Terapi untuk gejala kecemasan maupun depresinya, diberikan antidepresan dosis rendah,
dapat dinaikkan apabila tidak ada perubahan yang signifikan setelah 2-3 minggu: fluoksetin
1x10-20 mg/hari atau sertralin 1x25-50 mg/hari atau amitriptilin 1x12,5-50 mg/hari atau
imipramin1-2x10-25 mg/hari. Amitriptilin dan imipramin tidak boleh diberikan pada pasien
dengan penyakit jantung, dan pemberian berhati-hati untuk pasien lansia karena efek hipotensi
ortostastik (dimulai dengan dosis minimal efektif).
Pada pasien dengan gejala kecemasan yang lebih dominan dan atau dengan gejala
insomnia dapat diberikan kombinasi Fluoksetin atau sertralin dengan antianxietas benzodiazepin.

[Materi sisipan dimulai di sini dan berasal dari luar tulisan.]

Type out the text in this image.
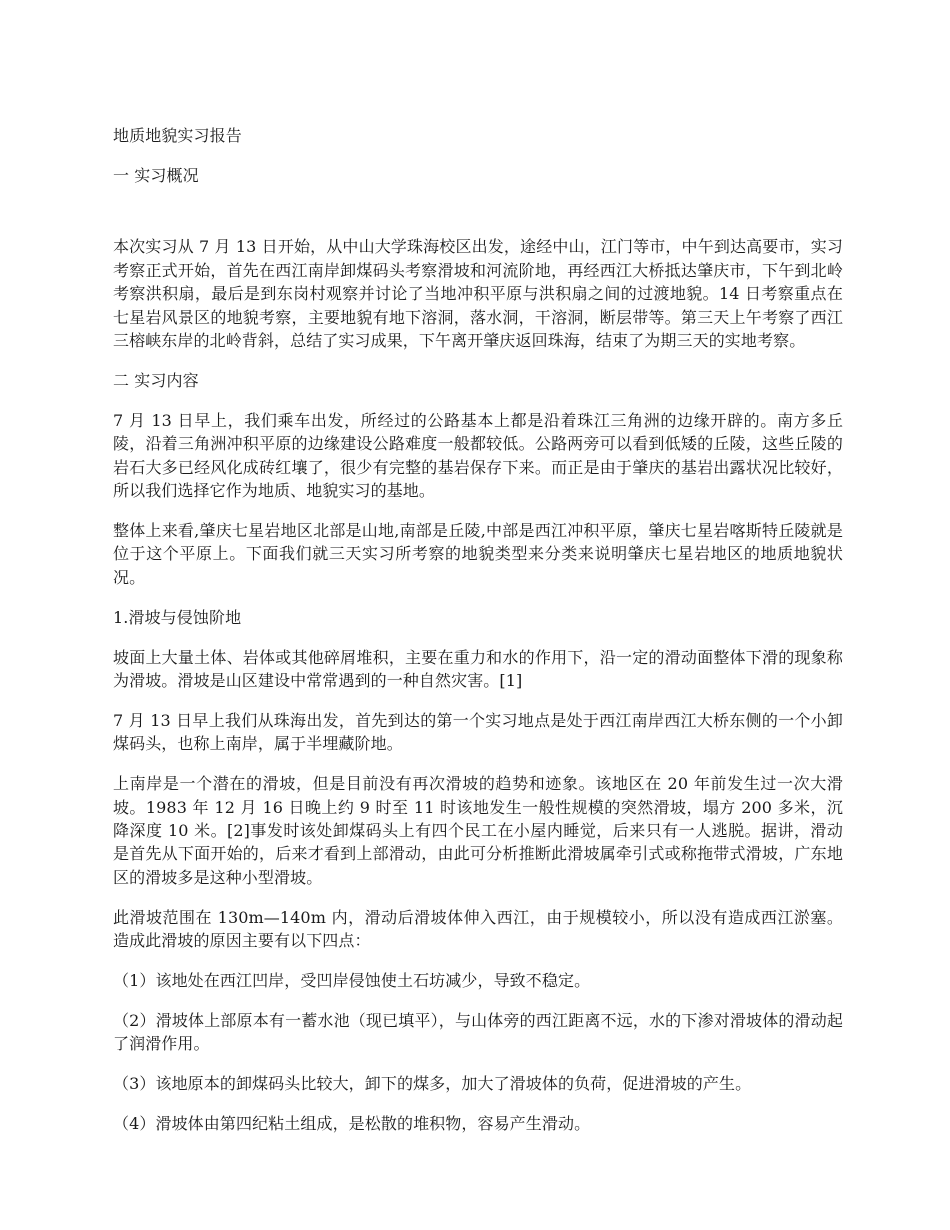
地质地貌实习报告

一 实习概况

本次实习从 7 月 13 日开始，从中山大学珠海校区出发，途经中山，江门等市，中午到达高要市，实习考察正式开始，首先在西江南岸卸煤码头考察滑坡和河流阶地，再经西江大桥抵达肇庆市，下午到北岭考察洪积扇，最后是到东岗村观察并讨论了当地冲积平原与洪积扇之间的过渡地貌。14 日考察重点在七星岩风景区的地貌考察，主要地貌有地下溶洞，落水洞，干溶洞，断层带等。第三天上午考察了西江三榕峡东岸的北岭背斜，总结了实习成果，下午离开肇庆返回珠海，结束了为期三天的实地考察。

二 实习内容

7 月 13 日早上，我们乘车出发，所经过的公路基本上都是沿着珠江三角洲的边缘开辟的。南方多丘陵，沿着三角洲冲积平原的边缘建设公路难度一般都较低。公路两旁可以看到低矮的丘陵，这些丘陵的岩石大多已经风化成砖红壤了，很少有完整的基岩保存下来。而正是由于肇庆的基岩出露状况比较好，所以我们选择它作为地质、地貌实习的基地。

整体上来看,肇庆七星岩地区北部是山地,南部是丘陵,中部是西江冲积平原，肇庆七星岩喀斯特丘陵就是位于这个平原上。下面我们就三天实习所考察的地貌类型来分类来说明肇庆七星岩地区的地质地貌状况。

1.滑坡与侵蚀阶地

坡面上大量土体、岩体或其他碎屑堆积，主要在重力和水的作用下，沿一定的滑动面整体下滑的现象称为滑坡。滑坡是山区建设中常常遇到的一种自然灾害。[1]

7 月 13 日早上我们从珠海出发，首先到达的第一个实习地点是处于西江南岸西江大桥东侧的一个小卸煤码头，也称上南岸，属于半埋藏阶地。

上南岸是一个潜在的滑坡，但是目前没有再次滑坡的趋势和迹象。该地区在 20 年前发生过一次大滑坡。1983 年 12 月 16 日晚上约 9 时至 11 时该地发生一般性规模的突然滑坡，塌方 200 多米，沉降深度 10 米。[2]事发时该处卸煤码头上有四个民工在小屋内睡觉，后来只有一人逃脱。据讲，滑动是首先从下面开始的，后来才看到上部滑动，由此可分析推断此滑坡属牵引式或称拖带式滑坡，广东地区的滑坡多是这种小型滑坡。

此滑坡范围在 130m—140m 内，滑动后滑坡体伸入西江，由于规模较小，所以没有造成西江淤塞。造成此滑坡的原因主要有以下四点：

（1）该地处在西江凹岸，受凹岸侵蚀使土石坊减少，导致不稳定。

（2）滑坡体上部原本有一蓄水池（现已填平），与山体旁的西江距离不远，水的下渗对滑坡体的滑动起了润滑作用。

（3）该地原本的卸煤码头比较大，卸下的煤多，加大了滑坡体的负荷，促进滑坡的产生。

（4）滑坡体由第四纪粘土组成，是松散的堆积物，容易产生滑动。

Obat-obatan antianxietas jenis benzodiazepin yaitu: diazepam 1x2-5 mg atau lorazepam 1-2x0,5-
1 mg atau klobazam 2x5-10 mg atau alprazolam 2x 0,250,5mg. Setelah kira-kira 2-4 minggu
benzodiazepin ditappering-off perlahan, sementara antidepresan diteruskan hingga 4-6 bulan
sebelum di tappering-off. Hati-hati potensi penyalahgunaan pada alprazolam karena waktu paruh
yang pendek.
Konseling dan edukasi pada pasien dan keluarga karena gangguan campuran cemas
depresi dapat mengganggu produktivitas pasien, keluarga perlu memahami bahwa hal ini bukan
karena pasien malas atau tidak mau mengerjakan tugasnya, melainkan karena gejala-gejala
penyakitnya itu sendiri, antara lain mudah lelah serta hilang energi. Oleh sebab itu, keluarga
perlu memberikan dukungan agar pasien mampu dan dapat mengatasi gejala penyakitnya.
Gangguan campuran anxietas dan depresi kadang-kadang memerlukan pengobatan yang cukup
lama, diperlukan dukungan keluarga untuk memantau agar pasien melaksanakan pengobatan
dengan benar, termasuk minum obat setiap hari.